Объект 104 сверкал прямо по курсу. Башня была похожа на струну. Горные кряжи скрывали её подножье, а вершина пронзала небо.
— Беда с этими женщинами, — произнёс я.
— Угу. Как вернёмся, я в массажный салон. Тебя подбросить?
Москаль-Ямамото — крепкий и кряжистый. Всё такой же, каким был в восемь лет, когда мы с ним познакомились. Разве что вырос.
На смазливом лице метиса сверкают прямоугольные очки в толстой оправе, в стиле Жана-Поля Сартра и советских физиков.
— Не надо, — говорю я.
— Там китаянки, — со смаком говорит Антон Кэндзабурович, — Скоро здесь всё китайским будет. Уже договоры подписывают. Рабочие визы, квоты расширяют. Японская Социалистическая Республика Хоккайдо ждёт гостей.
— Откуда ты всё знаешь? И про дежурную, и про договоры.
— Опыт, опыт. И наследие предков. А ты что? Всё оплакиваешь старую любовь?
На зеркале заднего вида прыгаюли два брелка — храмовый амулет для безопасной езды и миниатюрная атомная бомба из красного плюша.
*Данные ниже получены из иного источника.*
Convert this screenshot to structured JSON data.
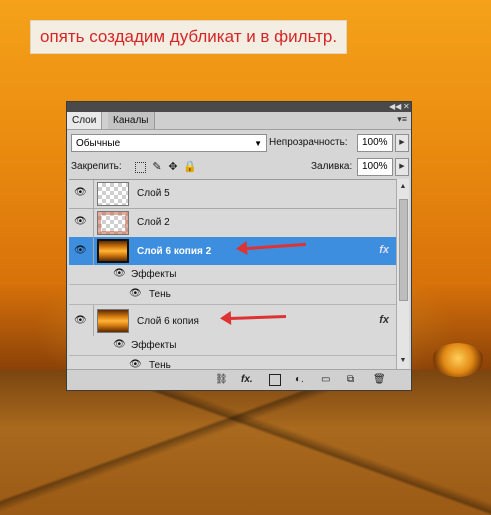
{
  "caption": "опять создадим дубликат и в фильтр.",
  "panel": {
    "tabs": [
      {
        "label": "Слои"
      },
      {
        "label": "Каналы"
      }
    ],
    "collapse_icon": "double-arrow-icon",
    "close_icon": "close-icon",
    "menu_icon": "panel-menu-icon",
    "blend_mode": "Обычные",
    "opacity_label": "Непрозрачность:",
    "opacity_value": "100%",
    "lock_label": "Закрепить:",
    "fill_label": "Заливка:",
    "fill_value": "100%",
    "layers": [
      {
        "name": "Слой 5",
        "thumb": "checker",
        "selected": false,
        "fx": ""
      },
      {
        "name": "Слой 2",
        "thumb": "checker-red",
        "selected": false,
        "fx": ""
      },
      {
        "name": "Слой 6 копия 2",
        "thumb": "band",
        "selected": true,
        "fx": "fx",
        "effects_label": "Эффекты",
        "effect": "Тень"
      },
      {
        "name": "Слой 6 копия",
        "thumb": "band",
        "selected": false,
        "fx": "fx",
        "effects_label": "Эффекты",
        "effect": "Тень"
      }
    ],
    "bottom_icons": [
      "link-icon",
      "fx-icon",
      "mask-icon",
      "adjustment-icon",
      "group-icon",
      "new-layer-icon",
      "trash-icon"
    ],
    "accent_selected": "#3e8ee0",
    "arrow_color": "#dd3333"
  }
}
Я достал сигмаметр и стал смотреть на экраничики.
— Что с колебаниями? — Москаль-Ямамото щурился на дорогу.
— А, да. В норме. В норме! И красные, и зелёные.
— Следи внимательней. Мы сейчас находимся, можно сказать, в одном из самых опасных мест планеты Земля. Не время о школьницах думать.
— Я не думаю. Прошло семь лет!
— Вот! А через год будет восемь.
— Мне это не нравится.
— Не нравится через Квадраты — поехали через Море Изобилия. Ты ведь этого хочешь?
— Разговор мне этот не нравится.
— Сам начал.
На красном экранчике мигнула сотня. Но потом снова упало в сорок шесть. Может быть, всплеск. А может, просто барахлит. Здесь, у Штыка, все наблюдения могут быть только косвенные.
Это я вам как физик говорю.
Дорога пошла на подъём.
— Красная сотня, — сказал я, — Мигнула и пропала.
— А сколько сейчас?
— Сорок шесть.
— Напомни, чтобы я тебя предупредил, — сказал он, — Потом, если вернёмся.
— Это что-то с колебаниями?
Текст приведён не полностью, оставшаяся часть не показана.